GHOST Stories is a modern scarefest, but it does have something in common with Agatha Christie’s classic whodunit, The Mousetrap. Despite long runs in the theatre, audiences tend to keep the secrets of both.

The Mousetrap has run for the best part of seven decades, but most theatre-goers never spill the beans on the culprit to those who haven’t seen the play.

Audiences for Ghost Stories – which is coming to Woking next week – have shown the same loyalty. Despite having premiered a decade ago and been adapted as a film, the secrets that make it such an unusual and successful show have remained elusive and well-guarded.

“Secrets are precious,” explains the show’s co-creator, Andy Nyman. “If you give people a secret that they really enjoy and you ask them nicely to keep it, they do.”

If anyone should know about secrets, it’s Nyman. Before writing Ghost Stories, he was the man behind many of Derren Brown’s mystery-filled stage shows and early TV performances.

The secretiveness with Ghost Stories, he says, was born out of frustration that, these days, “everything is spoiled for you”.

“Every single film and television trailer ruins plot points,” he adds. “I love the experience of telling people a really good story without them knowing anything about it in advance. You feel the buzz in the audience – it’s an exciting thing to sit and watch.”

So what can we say about Ghost Stories?

Nyman explains: “Ghost Stories is a 90-minute scary, thrill-ride experience about a professor of parapsychology who investigates three cases.

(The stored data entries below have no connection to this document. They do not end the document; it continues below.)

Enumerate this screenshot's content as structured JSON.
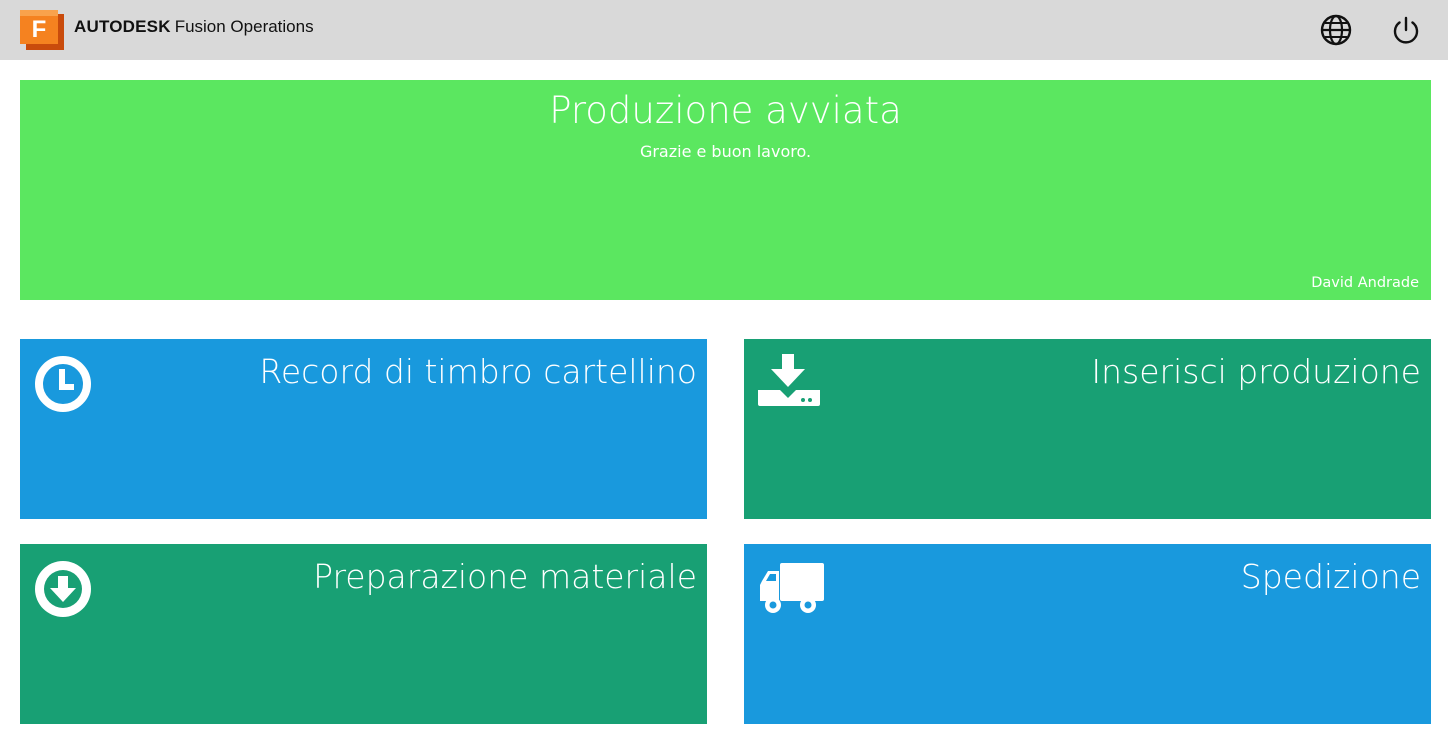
{
  "header": {
    "brand_bold": "AUTODESK",
    "brand_product": "Fusion Operations",
    "logo_letter": "F",
    "icons": [
      "logo-icon",
      "globe-icon",
      "power-icon"
    ]
  },
  "banner": {
    "title": "Produzione avviata",
    "subtitle": "Grazie e buon lavoro.",
    "user": "David Andrade",
    "color": "#5be760"
  },
  "tiles": [
    {
      "label": "Record di timbro cartellino",
      "icon": "clock-icon",
      "color": "#1999dd"
    },
    {
      "label": "Inserisci produzione",
      "icon": "download-tray-icon",
      "color": "#18a074"
    },
    {
      "label": "Preparazione materiale",
      "icon": "arrow-down-circle-icon",
      "color": "#18a074"
    },
    {
      "label": "Spedizione",
      "icon": "truck-icon",
      "color": "#1999dd"
    }
  ]
}
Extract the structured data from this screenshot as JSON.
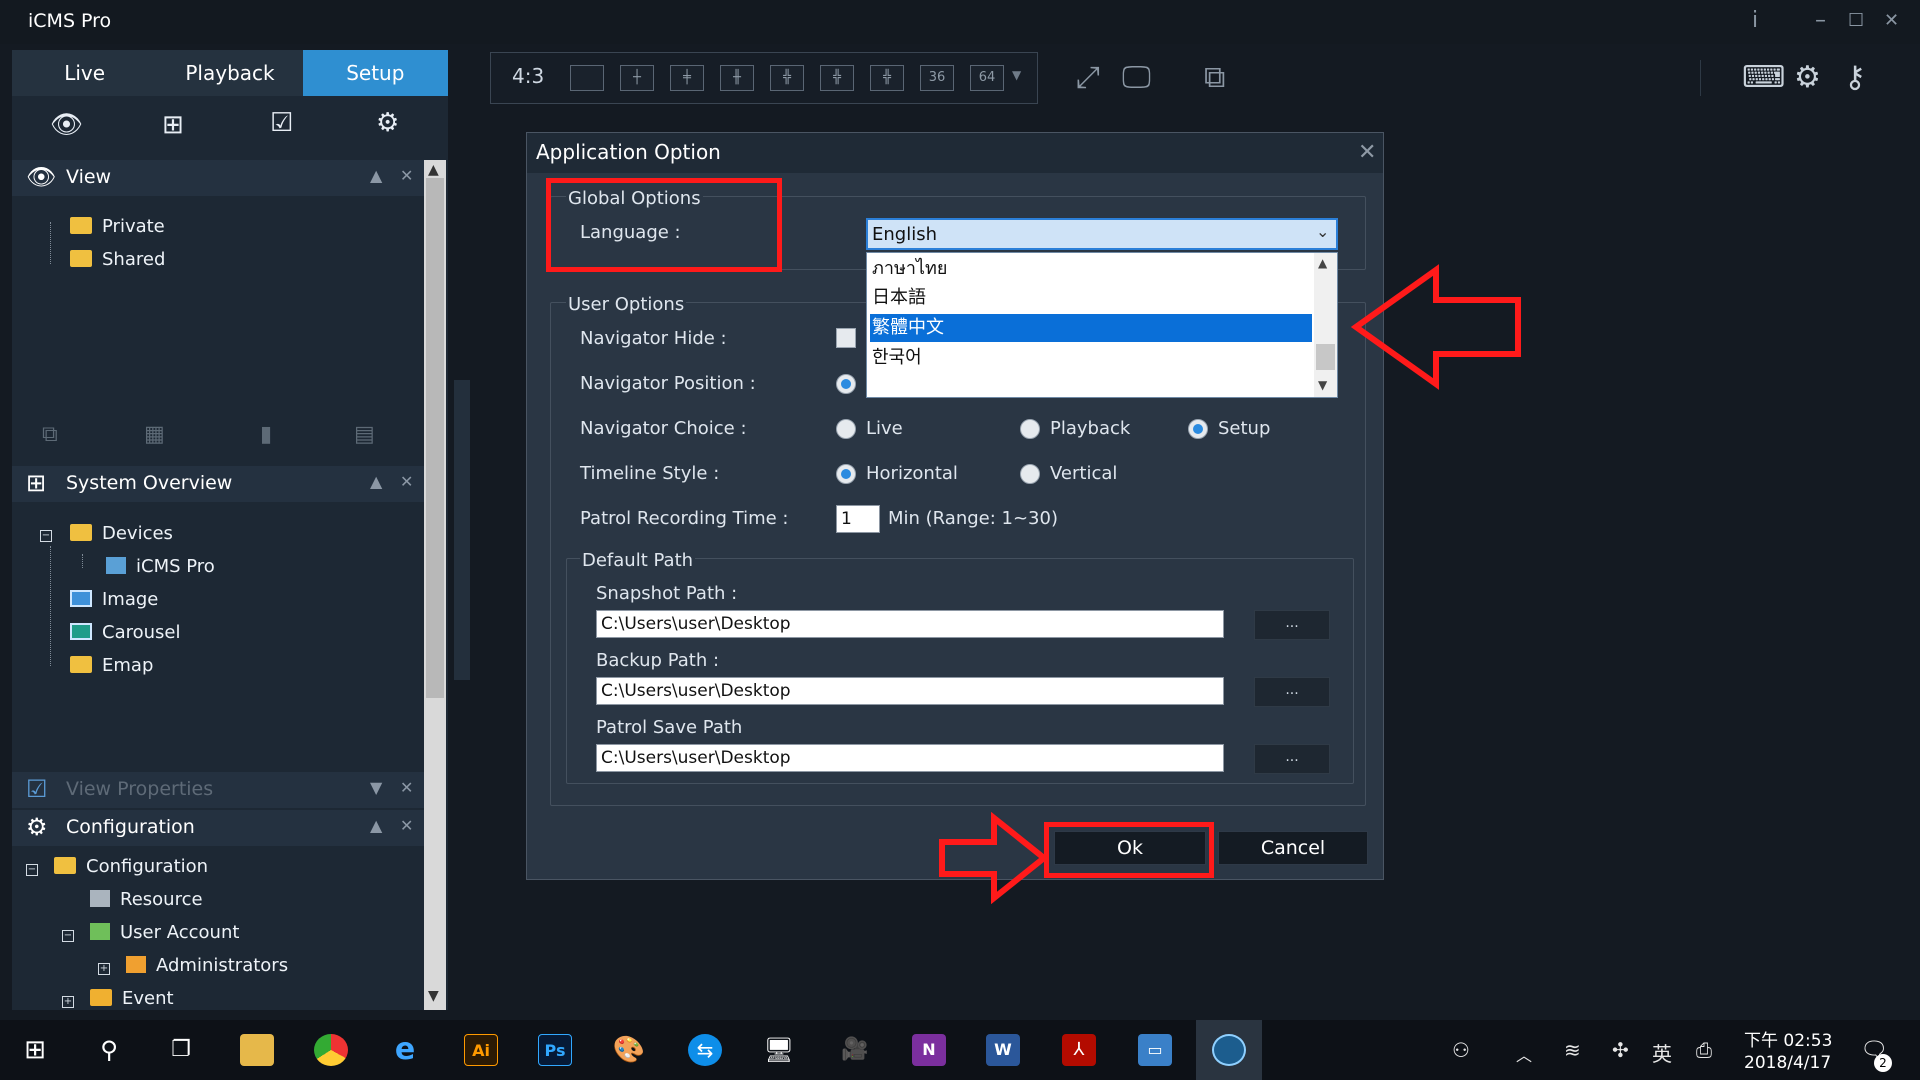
{
  "app": {
    "title": "iCMS Pro"
  },
  "window_controls": {
    "info": "i",
    "minimize": "–",
    "maximize": "☐",
    "close": "✕"
  },
  "nav_tabs": [
    {
      "label": "Live"
    },
    {
      "label": "Playback"
    },
    {
      "label": "Setup"
    }
  ],
  "view_section": {
    "title": "View",
    "items": [
      {
        "label": "Private"
      },
      {
        "label": "Shared"
      }
    ]
  },
  "system_overview": {
    "title": "System Overview",
    "items": [
      {
        "label": "Devices"
      },
      {
        "label": "iCMS Pro"
      },
      {
        "label": "Image"
      },
      {
        "label": "Carousel"
      },
      {
        "label": "Emap"
      }
    ]
  },
  "view_properties": {
    "title": "View Properties"
  },
  "configuration": {
    "title": "Configuration",
    "items": [
      {
        "label": "Configuration"
      },
      {
        "label": "Resource"
      },
      {
        "label": "User Account"
      },
      {
        "label": "Administrators"
      },
      {
        "label": "Event"
      }
    ]
  },
  "layout_toolbar": {
    "ratio": "4:3",
    "layout_36": "36",
    "layout_64": "64"
  },
  "dialog": {
    "title": "Application Option",
    "close": "✕",
    "global_options": {
      "title": "Global Options",
      "language_label": "Language :",
      "language_value": "English",
      "language_options": [
        "ภาษาไทย",
        "日本語",
        "繁體中文",
        "한국어"
      ],
      "selected_option": "繁體中文"
    },
    "user_options": {
      "title": "User Options",
      "navigator_hide_label": "Navigator Hide :",
      "navigator_position_label": "Navigator Position :",
      "navigator_choice_label": "Navigator Choice :",
      "choice_live": "Live",
      "choice_playback": "Playback",
      "choice_setup": "Setup",
      "timeline_style_label": "Timeline Style :",
      "timeline_horizontal": "Horizontal",
      "timeline_vertical": "Vertical",
      "patrol_time_label": "Patrol Recording Time :",
      "patrol_time_value": "1",
      "patrol_time_unit": "Min (Range: 1~30)"
    },
    "default_path": {
      "title": "Default Path",
      "snapshot_label": "Snapshot Path :",
      "snapshot_value": "C:\\Users\\user\\Desktop",
      "backup_label": "Backup Path :",
      "backup_value": "C:\\Users\\user\\Desktop",
      "patrol_label": "Patrol Save Path",
      "patrol_value": "C:\\Users\\user\\Desktop",
      "browse": "..."
    },
    "ok": "Ok",
    "cancel": "Cancel"
  },
  "taskbar": {
    "time": "下午 02:53",
    "date": "2018/4/17",
    "ime": "英",
    "notifications": "2",
    "ai_label": "Ai",
    "ps_label": "Ps"
  },
  "colors": {
    "accent": "#2f8fd1",
    "annotation_red": "#ff1a1a",
    "selection_blue": "#0a6fd8"
  }
}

That’s as much as you get and that’s more than we ever used to give.”

If you push him a little harder, he’ll tell you: “It’s a rattling hour and a half that will make you roar with laughter, leap out of your seats and talk about it for a very long time.”

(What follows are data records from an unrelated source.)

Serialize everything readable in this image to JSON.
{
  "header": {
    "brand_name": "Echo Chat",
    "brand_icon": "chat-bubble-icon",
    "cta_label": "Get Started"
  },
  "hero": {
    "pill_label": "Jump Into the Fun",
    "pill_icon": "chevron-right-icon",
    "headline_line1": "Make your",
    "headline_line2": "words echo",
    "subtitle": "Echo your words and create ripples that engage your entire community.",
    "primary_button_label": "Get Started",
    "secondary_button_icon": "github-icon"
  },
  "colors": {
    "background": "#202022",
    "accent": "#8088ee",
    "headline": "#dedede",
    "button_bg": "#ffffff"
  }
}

And that’s really all you need to know about the specifics of the show. People who have seen it say it will make you scream like a banshee and giggle like a schoolchild, probably at the same time.

But stage horror is not a genre you see very often, even after the success of The Woman in Black.

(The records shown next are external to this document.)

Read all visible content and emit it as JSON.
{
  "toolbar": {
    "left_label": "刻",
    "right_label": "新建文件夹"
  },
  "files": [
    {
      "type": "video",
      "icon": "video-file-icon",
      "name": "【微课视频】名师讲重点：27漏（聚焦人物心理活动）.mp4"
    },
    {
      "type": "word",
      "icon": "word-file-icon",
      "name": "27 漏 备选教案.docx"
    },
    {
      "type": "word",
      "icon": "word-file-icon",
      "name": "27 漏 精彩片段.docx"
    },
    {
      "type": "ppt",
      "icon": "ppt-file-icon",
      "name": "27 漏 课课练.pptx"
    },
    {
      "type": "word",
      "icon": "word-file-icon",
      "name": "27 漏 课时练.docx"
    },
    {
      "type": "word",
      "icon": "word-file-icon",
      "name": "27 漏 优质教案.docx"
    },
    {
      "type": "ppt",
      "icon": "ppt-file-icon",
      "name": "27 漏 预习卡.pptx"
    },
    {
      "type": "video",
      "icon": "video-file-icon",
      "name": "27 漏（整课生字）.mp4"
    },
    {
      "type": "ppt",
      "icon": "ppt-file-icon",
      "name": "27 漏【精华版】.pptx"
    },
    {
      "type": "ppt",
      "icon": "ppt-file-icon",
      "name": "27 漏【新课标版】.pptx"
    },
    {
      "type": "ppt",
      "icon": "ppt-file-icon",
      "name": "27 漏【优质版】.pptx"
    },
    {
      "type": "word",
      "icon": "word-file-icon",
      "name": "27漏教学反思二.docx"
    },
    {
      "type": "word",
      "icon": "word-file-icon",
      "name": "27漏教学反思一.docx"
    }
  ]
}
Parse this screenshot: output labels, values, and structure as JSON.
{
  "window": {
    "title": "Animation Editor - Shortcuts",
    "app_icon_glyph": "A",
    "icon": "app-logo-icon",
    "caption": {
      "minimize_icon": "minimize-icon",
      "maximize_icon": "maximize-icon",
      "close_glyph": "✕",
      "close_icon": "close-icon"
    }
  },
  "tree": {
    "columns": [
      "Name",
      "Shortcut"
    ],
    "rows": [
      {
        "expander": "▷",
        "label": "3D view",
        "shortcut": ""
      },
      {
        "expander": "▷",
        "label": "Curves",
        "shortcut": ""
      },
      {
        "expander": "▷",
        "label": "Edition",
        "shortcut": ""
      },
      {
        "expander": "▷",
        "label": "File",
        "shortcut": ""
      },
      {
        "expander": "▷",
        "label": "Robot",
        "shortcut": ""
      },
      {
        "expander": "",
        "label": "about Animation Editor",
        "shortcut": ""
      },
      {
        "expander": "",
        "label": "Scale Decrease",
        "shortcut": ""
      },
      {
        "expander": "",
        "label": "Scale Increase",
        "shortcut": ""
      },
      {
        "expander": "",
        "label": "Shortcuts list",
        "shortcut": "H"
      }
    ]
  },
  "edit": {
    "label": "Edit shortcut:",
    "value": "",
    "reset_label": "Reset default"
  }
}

“I think it’s hard to do well,” says co-writer Jeremy Dyson. “You have to have a love both for theatre and for horror. It’s a bit like comedy. People talk about comedy writers having funny bones. I think you need scary bones to write horror.”

Nyman adds: “I think snobbery plays a real part in it too. When I was growing up, we’d come to the West End and there was always a good old thriller on, be it Corpse!, Deathtrap or Sleuth. Those stage thrillers have completely gone out of fashion.

“There’s a section of the audience that’s completely ignored by plays - a thriller audience that would never dream of going to a play because it’s seen as ‘clever stuff for clever people’. That’s not to say we think we’ve created this brilliant play for that audience, we’ve just written the play that we wanted to see.”